Last year, Al-Amin planted hybrid watermelons on an experimental basis on one acre of land. It fetched him Tk. 4 lakh. Buoyed by that experience, the farmer has cultivated these hybrid plants on 15 acres this year. The inside the hybrid varieties can be red, yellow and orange. Its taste is sweet. The dazzling colours are attracting buyers from across the country. These watermelons are being sold in different areas including Karwan Bazar and Bogura.
Al-Amin said if the weather stay favourable, the watermelons could fetch him Tk. 50 lakh this year.
Sources in the upazila agriculture office said a record quantity of watermelons has been produced in Galachipa this year. Different high yielding varieties have also started hitting the market. The farmers are looking at handsome profits due to the high price in the market.
Officials in the Galachipa agriculture office say if the weather remains favourable, the production of watermelons can exceed 5,000 metric tonnes. The fruits can fetch about Tk. 800 crore.

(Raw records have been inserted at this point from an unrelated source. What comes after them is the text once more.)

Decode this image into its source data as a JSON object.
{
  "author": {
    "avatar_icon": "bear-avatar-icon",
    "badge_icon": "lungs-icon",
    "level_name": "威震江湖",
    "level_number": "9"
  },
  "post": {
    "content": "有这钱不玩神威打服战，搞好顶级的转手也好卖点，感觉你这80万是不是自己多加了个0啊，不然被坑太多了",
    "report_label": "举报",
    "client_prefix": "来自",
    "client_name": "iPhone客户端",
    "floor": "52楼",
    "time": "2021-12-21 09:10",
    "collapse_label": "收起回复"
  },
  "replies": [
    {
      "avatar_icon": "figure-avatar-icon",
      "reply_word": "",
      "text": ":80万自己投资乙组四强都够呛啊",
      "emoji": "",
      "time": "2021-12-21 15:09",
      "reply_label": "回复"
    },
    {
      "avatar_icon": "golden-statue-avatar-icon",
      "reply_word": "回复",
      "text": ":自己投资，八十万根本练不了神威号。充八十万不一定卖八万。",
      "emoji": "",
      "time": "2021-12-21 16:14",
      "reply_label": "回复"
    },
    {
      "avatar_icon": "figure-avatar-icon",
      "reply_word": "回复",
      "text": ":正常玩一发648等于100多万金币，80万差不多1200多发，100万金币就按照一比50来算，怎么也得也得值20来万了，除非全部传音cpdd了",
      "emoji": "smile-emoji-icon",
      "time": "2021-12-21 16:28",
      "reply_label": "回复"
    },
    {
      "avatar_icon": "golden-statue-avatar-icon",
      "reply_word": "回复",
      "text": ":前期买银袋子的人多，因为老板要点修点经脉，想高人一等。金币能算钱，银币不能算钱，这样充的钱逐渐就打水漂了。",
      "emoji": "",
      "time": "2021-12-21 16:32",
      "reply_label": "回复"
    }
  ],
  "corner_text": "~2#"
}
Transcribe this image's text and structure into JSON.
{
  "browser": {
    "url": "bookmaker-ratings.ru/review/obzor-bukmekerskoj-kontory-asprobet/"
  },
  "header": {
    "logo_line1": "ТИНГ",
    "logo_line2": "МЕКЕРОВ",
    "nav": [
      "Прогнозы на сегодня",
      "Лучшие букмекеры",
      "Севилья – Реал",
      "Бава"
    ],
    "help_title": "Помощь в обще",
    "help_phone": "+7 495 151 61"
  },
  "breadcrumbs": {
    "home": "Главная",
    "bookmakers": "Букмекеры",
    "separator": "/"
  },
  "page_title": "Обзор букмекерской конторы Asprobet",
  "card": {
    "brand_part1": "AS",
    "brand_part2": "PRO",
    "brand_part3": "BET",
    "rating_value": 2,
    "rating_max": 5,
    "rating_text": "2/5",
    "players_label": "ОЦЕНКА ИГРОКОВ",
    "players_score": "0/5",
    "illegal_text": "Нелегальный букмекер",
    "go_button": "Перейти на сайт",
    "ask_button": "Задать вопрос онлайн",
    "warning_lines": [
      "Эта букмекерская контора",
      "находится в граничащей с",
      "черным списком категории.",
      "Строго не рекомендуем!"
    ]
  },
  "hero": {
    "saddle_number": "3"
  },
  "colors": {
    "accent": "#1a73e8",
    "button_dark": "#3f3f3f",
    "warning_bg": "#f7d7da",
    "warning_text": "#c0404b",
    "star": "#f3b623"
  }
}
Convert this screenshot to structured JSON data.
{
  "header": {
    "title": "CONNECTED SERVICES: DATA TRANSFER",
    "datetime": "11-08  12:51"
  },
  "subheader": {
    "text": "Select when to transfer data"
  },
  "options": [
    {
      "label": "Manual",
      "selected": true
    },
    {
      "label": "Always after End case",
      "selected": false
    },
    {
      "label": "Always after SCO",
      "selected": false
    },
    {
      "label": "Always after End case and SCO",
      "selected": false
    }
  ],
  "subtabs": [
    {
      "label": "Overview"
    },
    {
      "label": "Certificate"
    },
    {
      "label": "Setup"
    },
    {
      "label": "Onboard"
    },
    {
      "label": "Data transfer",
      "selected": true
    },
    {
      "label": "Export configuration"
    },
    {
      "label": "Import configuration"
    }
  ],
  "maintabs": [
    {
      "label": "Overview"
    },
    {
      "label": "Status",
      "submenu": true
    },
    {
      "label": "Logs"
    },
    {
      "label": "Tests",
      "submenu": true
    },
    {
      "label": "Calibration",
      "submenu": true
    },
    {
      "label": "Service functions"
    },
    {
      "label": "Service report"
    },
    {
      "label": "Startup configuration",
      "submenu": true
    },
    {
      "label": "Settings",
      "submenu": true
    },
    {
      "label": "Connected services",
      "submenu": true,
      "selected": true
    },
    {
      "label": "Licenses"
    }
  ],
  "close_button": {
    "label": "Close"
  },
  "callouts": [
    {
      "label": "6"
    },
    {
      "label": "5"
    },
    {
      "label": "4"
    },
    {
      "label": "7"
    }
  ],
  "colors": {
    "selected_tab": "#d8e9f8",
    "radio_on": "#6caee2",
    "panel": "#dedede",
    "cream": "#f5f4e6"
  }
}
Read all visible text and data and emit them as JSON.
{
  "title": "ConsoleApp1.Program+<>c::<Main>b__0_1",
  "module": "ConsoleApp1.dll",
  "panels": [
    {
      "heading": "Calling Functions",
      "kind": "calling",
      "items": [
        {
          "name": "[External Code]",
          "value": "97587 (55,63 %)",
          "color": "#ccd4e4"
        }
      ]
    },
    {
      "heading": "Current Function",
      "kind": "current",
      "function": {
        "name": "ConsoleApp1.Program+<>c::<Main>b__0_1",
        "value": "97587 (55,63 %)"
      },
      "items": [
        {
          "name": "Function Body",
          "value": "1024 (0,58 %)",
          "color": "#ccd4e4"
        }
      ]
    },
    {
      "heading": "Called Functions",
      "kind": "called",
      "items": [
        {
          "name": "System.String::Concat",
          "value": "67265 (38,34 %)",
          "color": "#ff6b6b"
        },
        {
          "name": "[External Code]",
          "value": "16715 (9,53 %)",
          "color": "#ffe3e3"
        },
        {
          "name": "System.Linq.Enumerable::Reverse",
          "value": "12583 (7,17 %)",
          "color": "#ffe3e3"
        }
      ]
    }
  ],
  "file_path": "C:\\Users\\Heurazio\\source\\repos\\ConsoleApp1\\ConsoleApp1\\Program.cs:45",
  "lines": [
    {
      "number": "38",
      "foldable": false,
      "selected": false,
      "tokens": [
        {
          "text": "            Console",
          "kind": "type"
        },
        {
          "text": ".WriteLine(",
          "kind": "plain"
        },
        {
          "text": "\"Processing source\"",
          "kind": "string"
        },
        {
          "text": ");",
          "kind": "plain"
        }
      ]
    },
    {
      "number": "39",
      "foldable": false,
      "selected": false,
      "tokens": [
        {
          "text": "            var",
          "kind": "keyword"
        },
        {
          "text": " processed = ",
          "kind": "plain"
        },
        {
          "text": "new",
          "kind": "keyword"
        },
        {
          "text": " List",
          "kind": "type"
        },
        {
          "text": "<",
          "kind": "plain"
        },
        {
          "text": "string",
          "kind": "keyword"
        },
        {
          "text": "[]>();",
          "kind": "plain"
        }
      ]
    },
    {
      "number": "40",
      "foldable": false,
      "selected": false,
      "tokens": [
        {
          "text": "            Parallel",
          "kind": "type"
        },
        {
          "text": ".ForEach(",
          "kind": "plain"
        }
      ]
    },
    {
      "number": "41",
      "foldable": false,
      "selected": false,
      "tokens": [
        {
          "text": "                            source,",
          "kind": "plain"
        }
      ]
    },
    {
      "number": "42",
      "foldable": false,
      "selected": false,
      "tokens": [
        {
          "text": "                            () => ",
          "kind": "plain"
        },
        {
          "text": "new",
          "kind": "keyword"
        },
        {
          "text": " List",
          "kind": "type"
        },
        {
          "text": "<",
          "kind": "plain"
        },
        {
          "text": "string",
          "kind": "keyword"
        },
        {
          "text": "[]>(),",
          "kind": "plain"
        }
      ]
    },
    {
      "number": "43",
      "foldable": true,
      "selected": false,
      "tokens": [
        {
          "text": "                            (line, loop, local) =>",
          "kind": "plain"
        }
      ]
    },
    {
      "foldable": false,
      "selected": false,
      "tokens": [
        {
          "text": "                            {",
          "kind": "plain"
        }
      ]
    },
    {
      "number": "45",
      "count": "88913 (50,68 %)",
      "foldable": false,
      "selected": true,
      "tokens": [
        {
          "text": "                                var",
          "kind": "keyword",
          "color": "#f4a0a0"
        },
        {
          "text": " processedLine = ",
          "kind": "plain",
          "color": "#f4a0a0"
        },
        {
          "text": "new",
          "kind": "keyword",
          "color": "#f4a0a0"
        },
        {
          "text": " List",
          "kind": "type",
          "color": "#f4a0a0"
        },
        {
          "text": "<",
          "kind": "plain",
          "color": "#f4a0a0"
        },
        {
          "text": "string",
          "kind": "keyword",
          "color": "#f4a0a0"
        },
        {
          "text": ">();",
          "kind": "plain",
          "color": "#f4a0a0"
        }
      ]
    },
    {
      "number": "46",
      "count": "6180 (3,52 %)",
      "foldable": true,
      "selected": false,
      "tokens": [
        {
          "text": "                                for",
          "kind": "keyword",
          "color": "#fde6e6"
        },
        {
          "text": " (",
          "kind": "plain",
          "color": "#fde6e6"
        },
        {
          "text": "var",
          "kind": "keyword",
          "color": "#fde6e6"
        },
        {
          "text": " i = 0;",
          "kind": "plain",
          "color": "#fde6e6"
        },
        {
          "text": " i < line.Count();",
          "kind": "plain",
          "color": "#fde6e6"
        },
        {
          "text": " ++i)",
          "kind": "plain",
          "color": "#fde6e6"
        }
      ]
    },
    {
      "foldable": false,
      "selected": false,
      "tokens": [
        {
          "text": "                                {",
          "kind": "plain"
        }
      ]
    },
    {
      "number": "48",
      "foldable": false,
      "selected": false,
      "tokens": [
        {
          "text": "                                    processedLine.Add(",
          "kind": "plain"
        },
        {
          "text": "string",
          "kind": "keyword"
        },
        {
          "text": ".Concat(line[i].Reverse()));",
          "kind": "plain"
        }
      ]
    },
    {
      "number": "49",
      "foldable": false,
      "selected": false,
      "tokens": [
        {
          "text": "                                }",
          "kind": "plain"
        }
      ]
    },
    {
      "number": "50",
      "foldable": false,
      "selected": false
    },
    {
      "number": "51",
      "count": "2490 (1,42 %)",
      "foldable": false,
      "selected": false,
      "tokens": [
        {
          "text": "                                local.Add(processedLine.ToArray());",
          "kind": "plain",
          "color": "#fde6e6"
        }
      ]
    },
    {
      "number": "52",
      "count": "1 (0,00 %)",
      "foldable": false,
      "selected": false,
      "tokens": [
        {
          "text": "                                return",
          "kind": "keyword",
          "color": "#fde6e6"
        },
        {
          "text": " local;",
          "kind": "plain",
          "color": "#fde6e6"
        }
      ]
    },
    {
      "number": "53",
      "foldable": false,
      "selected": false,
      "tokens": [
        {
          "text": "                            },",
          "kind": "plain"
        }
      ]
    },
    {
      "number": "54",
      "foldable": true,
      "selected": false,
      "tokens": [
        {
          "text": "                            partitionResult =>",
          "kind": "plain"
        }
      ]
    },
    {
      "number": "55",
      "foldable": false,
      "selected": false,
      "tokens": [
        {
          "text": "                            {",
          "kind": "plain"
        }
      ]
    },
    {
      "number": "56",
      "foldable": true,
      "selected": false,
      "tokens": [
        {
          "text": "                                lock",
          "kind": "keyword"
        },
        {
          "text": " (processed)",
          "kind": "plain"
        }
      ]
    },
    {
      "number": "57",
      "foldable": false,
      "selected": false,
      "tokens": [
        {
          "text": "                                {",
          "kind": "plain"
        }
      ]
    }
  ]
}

Accoring to Galachipa agricultural department sources, at least 35 metric tonnes of watermelon per hectare will be produced in the upazila. Owing to the use of fertilisers and pesticides, the yield will be better than the previous year.
"I have planted four types of watermelons—including yellow, red and orange—on 15 acres of land. It costs only about Tk. 2 lakh to buy seeds. The cost per kilo-acre has increased from Tk. 50,000 to Tk. 80,000. Besides, land, fertilisers, pesticides and labour wages cost Tk. 15 lakh. Hybrid varieties of watermelons cost more than local varieties. But the hybrid varieties provide a good yield and thus fetch higher profits," said Al-Amin.
Upazila agriculture officer ARM Saifullah said watermelons have already become one of the few profitable crops for farmers in the region. More farmers would be benefited if the watermelons could be stored properly, he added.